Researchers at Sandia National Laboratories led by computational neuroscientist Frances Chance are looking to the common dragonfly for clues to develop smaller, more efficient missile defenses. By replicating the predatory insect's brain in a computer algorithm, the goal is to create interceptors that can lock on to threats much faster and achieve a much higher kill ratio.
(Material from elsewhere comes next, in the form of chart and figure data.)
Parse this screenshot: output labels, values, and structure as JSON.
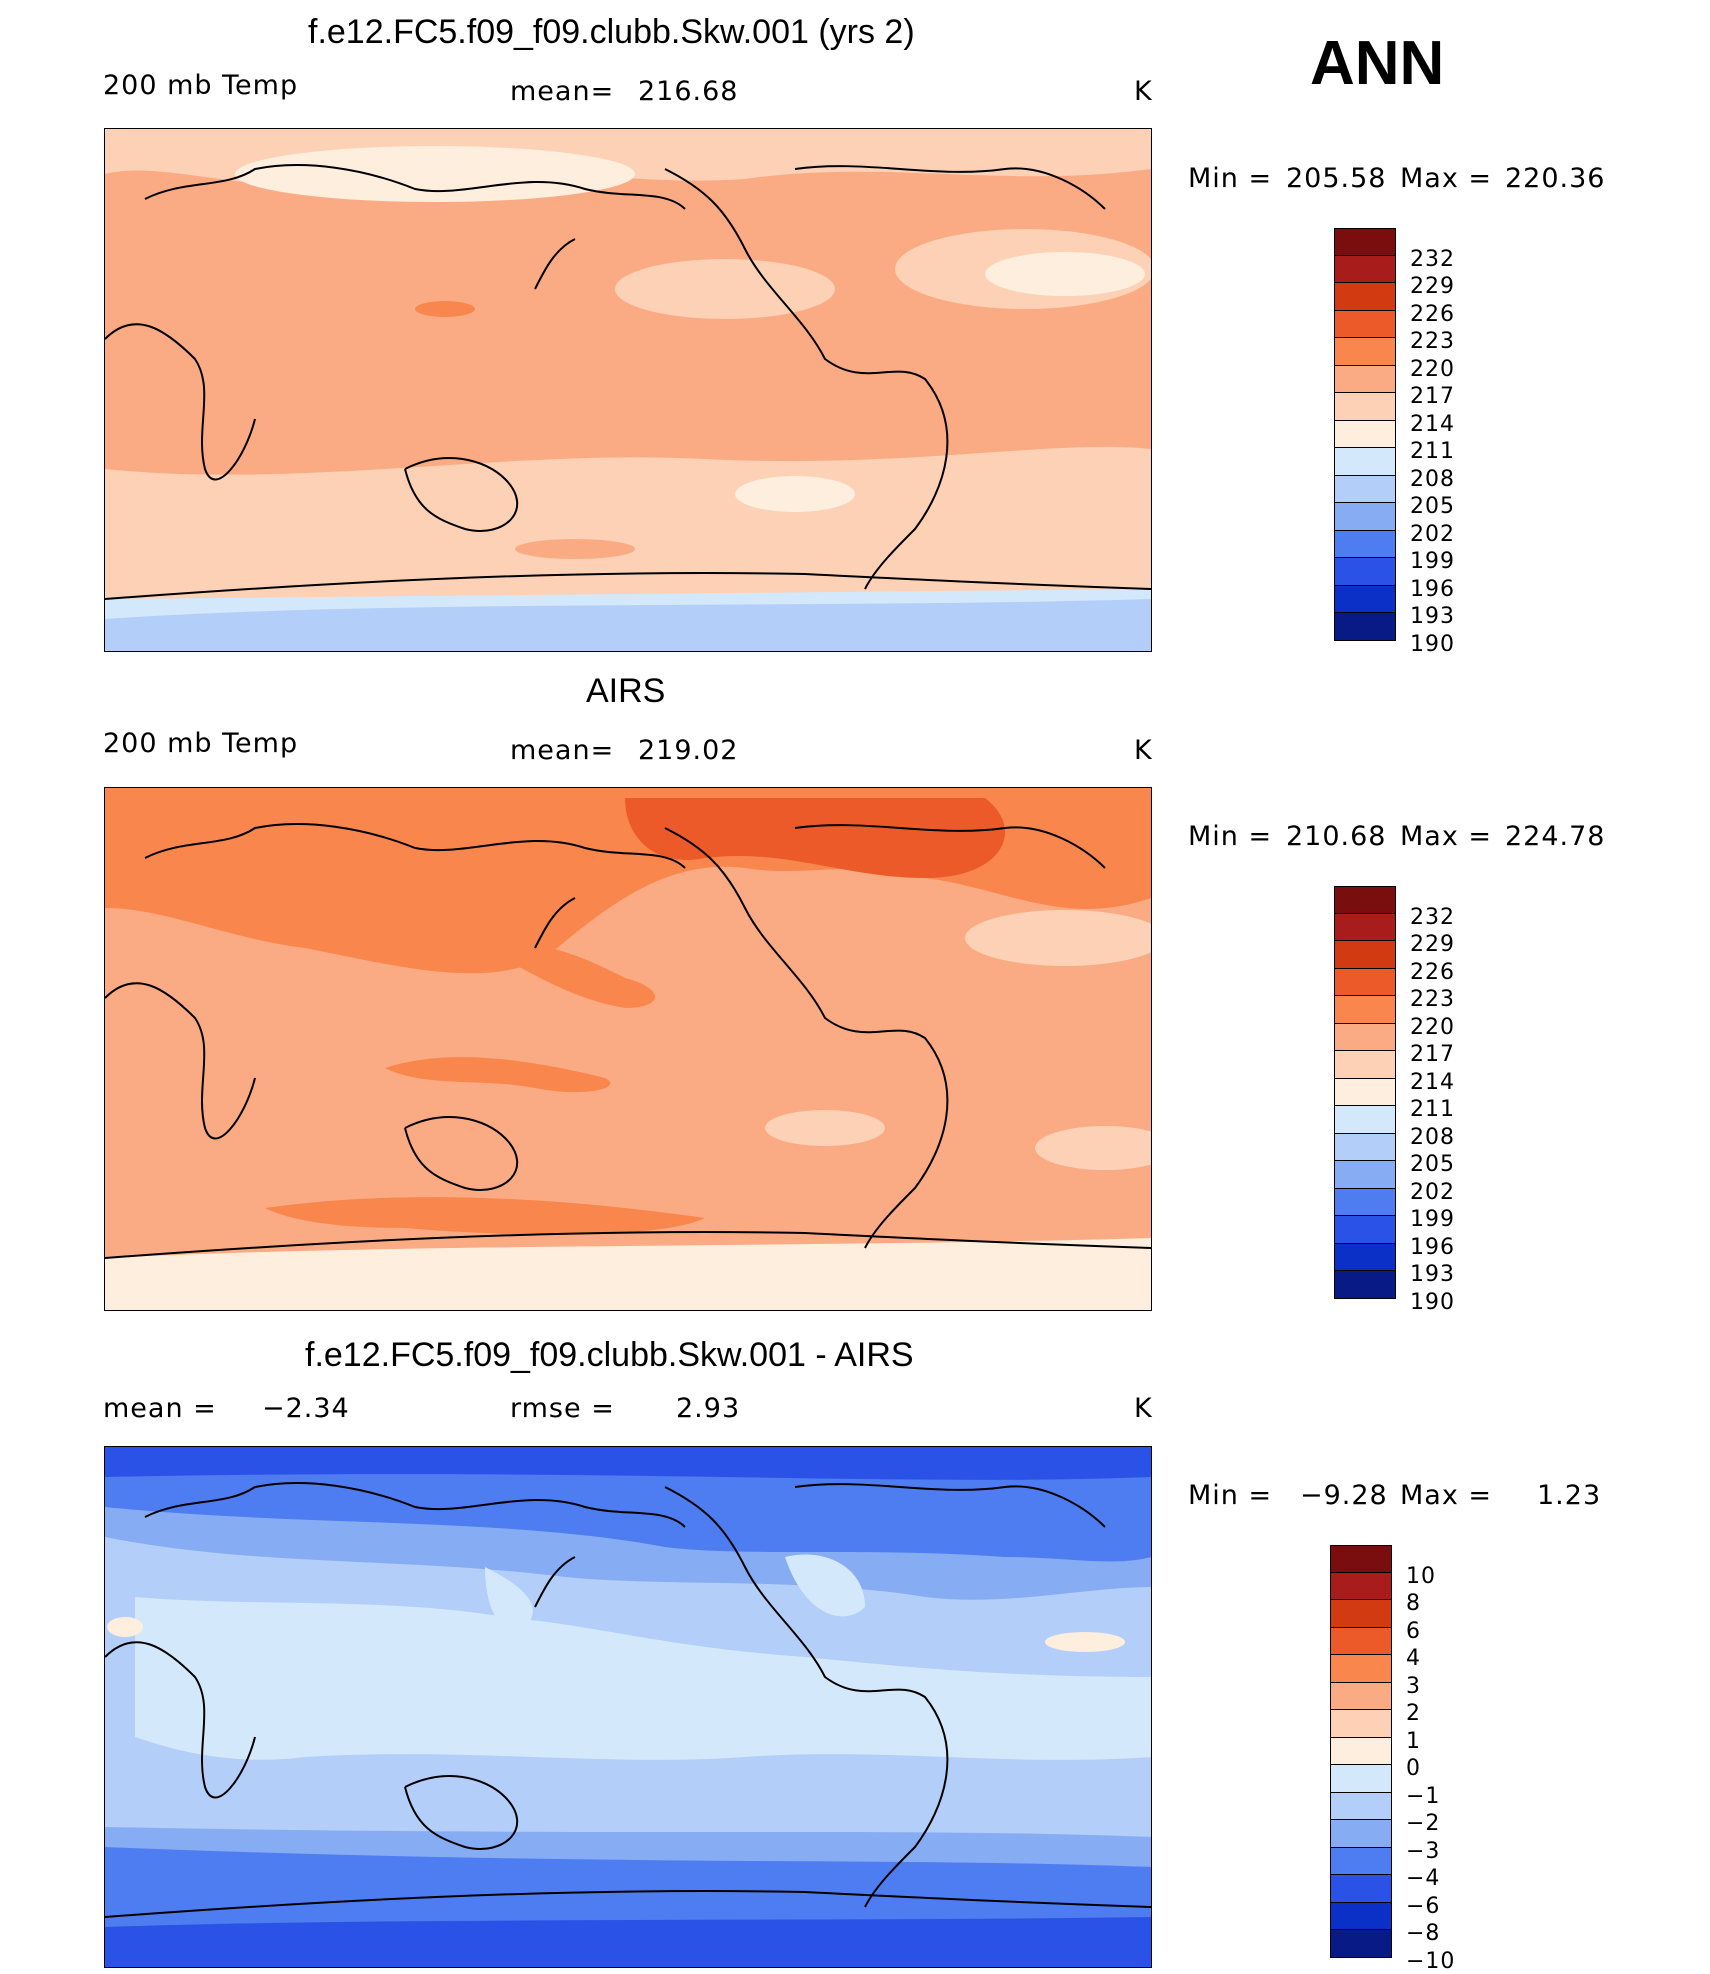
{
  "season": "ANN",
  "units": "K",
  "panels": [
    {
      "id": "model",
      "title": "f.e12.FC5.f09_f09.clubb.Skw.001 (yrs 2)",
      "left_label": "200 mb Temp",
      "stat_label": "mean=",
      "stat_value": "216.68",
      "units": "K",
      "min_label": "Min =",
      "min_value": "205.58",
      "max_label": "Max =",
      "max_value": "220.36",
      "colorbar": {
        "levels": [
          "232",
          "229",
          "226",
          "223",
          "220",
          "217",
          "214",
          "211",
          "208",
          "205",
          "202",
          "199",
          "196",
          "193",
          "190"
        ],
        "colors": [
          "#7a0e0e",
          "#a81c1c",
          "#d23b12",
          "#ec5a2a",
          "#f9864d",
          "#fbab83",
          "#fcd1b5",
          "#fdeede",
          "#d4e8fb",
          "#b3cef8",
          "#86acf4",
          "#4d7df0",
          "#2a52e6",
          "#0b30c7",
          "#071a85"
        ]
      }
    },
    {
      "id": "obs",
      "title": "AIRS",
      "left_label": "200 mb Temp",
      "stat_label": "mean=",
      "stat_value": "219.02",
      "units": "K",
      "min_label": "Min =",
      "min_value": "210.68",
      "max_label": "Max =",
      "max_value": "224.78",
      "colorbar": {
        "levels": [
          "232",
          "229",
          "226",
          "223",
          "220",
          "217",
          "214",
          "211",
          "208",
          "205",
          "202",
          "199",
          "196",
          "193",
          "190"
        ],
        "colors": [
          "#7a0e0e",
          "#a81c1c",
          "#d23b12",
          "#ec5a2a",
          "#f9864d",
          "#fbab83",
          "#fcd1b5",
          "#fdeede",
          "#d4e8fb",
          "#b3cef8",
          "#86acf4",
          "#4d7df0",
          "#2a52e6",
          "#0b30c7",
          "#071a85"
        ]
      }
    },
    {
      "id": "diff",
      "title": "f.e12.FC5.f09_f09.clubb.Skw.001 - AIRS",
      "left_label": "mean =",
      "left_value": "−2.34",
      "stat_label": "rmse =",
      "stat_value": "2.93",
      "units": "K",
      "min_label": "Min =",
      "min_value": "−9.28",
      "max_label": "Max =",
      "max_value": "1.23",
      "colorbar": {
        "levels": [
          "10",
          "8",
          "6",
          "4",
          "3",
          "2",
          "1",
          "0",
          "−1",
          "−2",
          "−3",
          "−4",
          "−6",
          "−8",
          "−10"
        ],
        "colors": [
          "#7a0e0e",
          "#a81c1c",
          "#d23b12",
          "#ec5a2a",
          "#f9864d",
          "#fbab83",
          "#fcd1b5",
          "#fdeede",
          "#d4e8fb",
          "#b3cef8",
          "#86acf4",
          "#4d7df0",
          "#2a52e6",
          "#0b30c7",
          "#071a85"
        ]
      }
    }
  ]
}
Dragonflies have been around for about 325 million years and haven't changed all that much since then, so they must be doing something right. Part of the reason they've lasted so long is that, though they are typically associated with bucolic moods as they buzz about on warm summer evenings, they are one of nature's consummate predators with a kill ratio of 95 percent once they've targeted their prey.
The dragonfly manages this through its remarkable brain, which on first inspection seems to be a very simple, even primitive thing, but is capable of some remarkably fast and complicated computations. When it pursues its prey in flight, the dragonfly doesn't chase after it. Instead, it anticipates where its dinner will be and calculates a straight intercept course that it corrects as its target bobs and weaves.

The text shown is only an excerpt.